Similarly with author. You can find out which authors produce content with the most upvotes with a simple calculation.
But again, is that the discriminator you want the model to use? Or the title & content? Because it will use the easiest discriminator it can.
by gavin_gee on 10/28/24, 11:19 PM
Take note HN, this is what great content marketing looks like.
by 6gvONxR4sf7o on 10/28/24, 6:36 PM
Why use RL for this instead of plain old supervised learning?
by Havoc on 10/28/24, 5:46 PM
Nice write up.
Did you ever figure out what happened in 2016?
by 1024core on 10/28/24, 8:02 PM
Is it my understanding that the reward model is also similar to an LLM (with the difference being it predicts a score instead of the next token)?
by hnburnsy on 10/29/24, 5:22 PM
Suggestion would be to try and coorolate the best time to post on HN to get it noticed. A good post won't catch fire if it doesn't overcome the initial low visibility. I've posted items that are later posted by others that gain traction.
Maybe the reputation of the poster is also a factor?
by metalman on 10/30/24, 7:26 AM
now do it again, and this time see where your post on ranking posts,ranks Personaly,I find lauding the dead, and dead past to be some how objectionable. Though I suppose that it is the business of our so called Ai, mining the dead past, hoping to come up with something better than frankenstien's zombie corpse. It is an insurmountable limitation, and dangerous I think as well, the past is that ultimatly perfect thing, its absolute imutability, and totality, as it is all there, to pick and choose from such a thing is brazen indeed. I cant help but imagine a picture of your $4.80 actualy bieng consumed in a bed of fluidised coal, which in fact it was.

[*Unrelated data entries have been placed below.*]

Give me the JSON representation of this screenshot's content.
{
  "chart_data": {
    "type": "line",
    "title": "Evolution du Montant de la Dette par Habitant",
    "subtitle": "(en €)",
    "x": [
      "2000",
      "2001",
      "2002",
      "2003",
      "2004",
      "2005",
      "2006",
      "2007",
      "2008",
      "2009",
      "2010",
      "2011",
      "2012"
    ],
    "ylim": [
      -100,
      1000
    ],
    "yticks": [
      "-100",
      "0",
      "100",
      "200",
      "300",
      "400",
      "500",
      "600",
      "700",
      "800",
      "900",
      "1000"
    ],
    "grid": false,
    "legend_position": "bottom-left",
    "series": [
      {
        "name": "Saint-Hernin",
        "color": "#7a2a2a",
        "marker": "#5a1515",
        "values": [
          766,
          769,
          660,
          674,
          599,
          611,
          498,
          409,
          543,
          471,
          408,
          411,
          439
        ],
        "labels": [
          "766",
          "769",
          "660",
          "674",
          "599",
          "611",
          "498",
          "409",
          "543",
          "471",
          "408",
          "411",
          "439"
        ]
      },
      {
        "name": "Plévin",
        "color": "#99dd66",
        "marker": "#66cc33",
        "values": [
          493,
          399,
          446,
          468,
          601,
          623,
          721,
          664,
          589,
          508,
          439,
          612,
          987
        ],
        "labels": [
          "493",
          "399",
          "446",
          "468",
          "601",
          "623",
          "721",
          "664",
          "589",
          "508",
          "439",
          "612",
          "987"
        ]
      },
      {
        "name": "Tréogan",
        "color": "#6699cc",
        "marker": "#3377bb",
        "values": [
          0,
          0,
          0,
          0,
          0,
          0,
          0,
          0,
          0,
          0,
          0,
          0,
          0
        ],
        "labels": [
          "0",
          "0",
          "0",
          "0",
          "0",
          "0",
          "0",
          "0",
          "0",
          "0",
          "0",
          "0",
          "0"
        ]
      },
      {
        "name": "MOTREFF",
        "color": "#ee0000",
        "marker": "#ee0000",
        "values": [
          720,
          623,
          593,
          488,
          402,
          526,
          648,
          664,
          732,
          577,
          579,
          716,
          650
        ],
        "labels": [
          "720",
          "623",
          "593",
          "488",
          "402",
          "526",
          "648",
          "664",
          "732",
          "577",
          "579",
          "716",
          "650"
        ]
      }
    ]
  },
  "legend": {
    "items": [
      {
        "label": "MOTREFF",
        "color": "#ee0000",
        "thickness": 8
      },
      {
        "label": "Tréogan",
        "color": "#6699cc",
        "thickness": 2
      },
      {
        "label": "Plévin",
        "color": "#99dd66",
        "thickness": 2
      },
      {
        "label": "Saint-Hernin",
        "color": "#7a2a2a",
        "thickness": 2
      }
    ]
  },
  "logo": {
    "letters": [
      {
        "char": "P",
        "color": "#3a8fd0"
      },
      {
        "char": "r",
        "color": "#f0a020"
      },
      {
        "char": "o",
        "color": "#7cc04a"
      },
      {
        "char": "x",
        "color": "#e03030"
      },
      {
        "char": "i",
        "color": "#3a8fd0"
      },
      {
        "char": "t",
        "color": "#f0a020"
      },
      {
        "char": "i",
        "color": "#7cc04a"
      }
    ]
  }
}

by eugenekolo on 10/28/24, 5:43 PM
What does the model say about this post?
by hn_throwaway_99 on 10/28/24, 11:29 PM
> And in follow-up posts in this series, we’ll use that reward model along with reinforcement learning to create a model that can write high-value HN stories!
Well, thanks HN, you were good while it lasted...
by suyash on 10/28/24, 6:20 PM
Very interesting project, would love to read a more technical write up on how the model was architected and trained, any pointers?
by octocop on 10/29/24, 8:35 AM
Even the AI's don't read the content before up/down voting.
by floobertoober on 10/28/24, 10:16 PM
Maybe it would help to use a box cox transform on the score distribution?
by chx on 10/28/24, 7:57 PM
> . That’s not much time for a model that (hopefully) understands all of HN!
this is dangerous talk.
it doesn't understand anything at all.
Reminder: We are more prone to anthromorphizing LLMs than to humanizing suffering humans.
by ChrisArchitect on 10/28/24, 6:23 PM
First problem with the submissions that supposedly 'would do well on HN' is other than the Ask HN: they're misusing the submission by putting it in a text post instead of sharing as a link post directly. And sketchy new/inactive accounts. C'mon. Not gonna keep reading grifty post after that opening.
by ivanovm on 10/29/24, 6:04 PM
this is very cool, have you tried DPO?